Report this review (#132016)
Posted Sunday, August 5, 2007 | Review Permalink
erik neuteboom
2 stars This evening I decided to indulge myself with my second musical passion: flamenco guitar. So I searched for DVD's (I prefer these above CD's) and found work from Sabicas, The Gypsy Kings, Vicente Amigo and .. this DVD. In the early Eighties I have seen the trio McLaughlin/De Lucia/DiMeola two times, it was a mindblowing experience, so virtuosic and the crowd was ecstatic about all those cascades of scale-acrobatics, goose bumps! If I compare that trio to the trio on this DVD, I have to say that McLaughlin/DeLucia/DiMeola are superior, not only in a way of technical wizardy but also in the way of creating emotion and that special spark (in flamenco it's called 'duende', the very and rare special moments between musician and the audience when you feel connected). In the first track Entre Dos Aguas ( a huge hit single for Paco de Lucia in The Eighties) Paco does his best but there is no magic between Larry and Paco and it is no surprise that in the end only Paco got a huge applause for his awesome fast runs (picados in flamenco). The second composition Lotus Feet is a wonderful, a bit sensitive duet from Paco and John but the next track Morning Of The Carnical sounds too clinical to me. Then the titletrack with lots of jaw-dropping scale acrobatics but again I miss the spark. The trio John/Paco/Al featured three virtuosic guitarplayers who had their unique style (Al with his 'deaden of the strings', John with his incredible accellarations and Paco with his 'rasgueado', the use of the fingers nails like a mitrailleur) but for me the trio John/Larry/Paco is nothing more than a clinical exhibition of guitar virtuosity as in the final track Guardian Angels. It sounds quite subjective and in fact it's quite subjective!

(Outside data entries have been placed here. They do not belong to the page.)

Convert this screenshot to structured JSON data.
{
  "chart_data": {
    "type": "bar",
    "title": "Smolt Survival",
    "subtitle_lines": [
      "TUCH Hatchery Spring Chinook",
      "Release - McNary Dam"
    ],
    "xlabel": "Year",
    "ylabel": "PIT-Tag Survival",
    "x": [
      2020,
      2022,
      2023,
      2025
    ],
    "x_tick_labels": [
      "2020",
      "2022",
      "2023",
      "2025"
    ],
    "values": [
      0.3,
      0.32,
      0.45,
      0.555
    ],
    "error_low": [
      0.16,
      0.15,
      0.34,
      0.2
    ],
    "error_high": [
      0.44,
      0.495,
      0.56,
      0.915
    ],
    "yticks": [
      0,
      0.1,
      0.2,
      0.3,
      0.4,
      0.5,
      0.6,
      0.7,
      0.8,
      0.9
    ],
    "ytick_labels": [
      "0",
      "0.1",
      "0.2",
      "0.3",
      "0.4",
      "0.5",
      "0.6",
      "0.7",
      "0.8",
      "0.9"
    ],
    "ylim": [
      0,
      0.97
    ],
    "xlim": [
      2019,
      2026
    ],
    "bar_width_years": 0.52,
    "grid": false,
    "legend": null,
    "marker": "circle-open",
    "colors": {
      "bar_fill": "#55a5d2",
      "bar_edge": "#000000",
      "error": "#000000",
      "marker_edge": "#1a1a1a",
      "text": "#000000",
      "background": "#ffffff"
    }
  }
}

Report this review (#132311)
Posted Wednesday, August 8, 2007 | Review Permalink
Sean Trane
Prog Folk
5 stars As a slight change of formula, JML and PDL found time to fit in LC on their acoustic trio, and to many fans, this incarnation is from far more interesting and superior. On Valentyne's Day, the group gave a concert that was televised (this writer remembers seeing it around that time, but was in on simultaneous broadcast, it's not likely) and later commercialised on VCR cassettes. As opposed to the better-known ADM trio, the LC trio is a much quieter and less flashy affair with the tension gone; the three guitarists are obviously much more at ease with each other. Not wanting to pinpoint ADM as the culprit, but this writer always felt that he was usually and needlessly over-competitive and that his trios were always a 400 mph affair where all three guitarists were trying to overtake, outdo and outflash/shine the others. With LC is the fold, there is nothing of the sort (or at least not much of it) and the feeling is at ease, quiet, collaborative, trustful and all around much better, artistically-speaking. And it is rather easy to tell apart the guitarist, as DeLucia has his own style but is never trying to be outdone by the other two (as opposed to ADM constantly trying to be more Spanish than Paco) , JML's style is more fluid, and at times still lightning fast, but again he's not facing the ADM competition, so he's more at ease. As for Coryell's nearly electric sound with his round-bottomed guitar, his clearly recognizable style provides much of the colour lacking in the ADM trios. One of the highlights is the JML title track and PDL's Entres Dos Aquas is also another peak. If you must only own of those trios, make sure it is this one.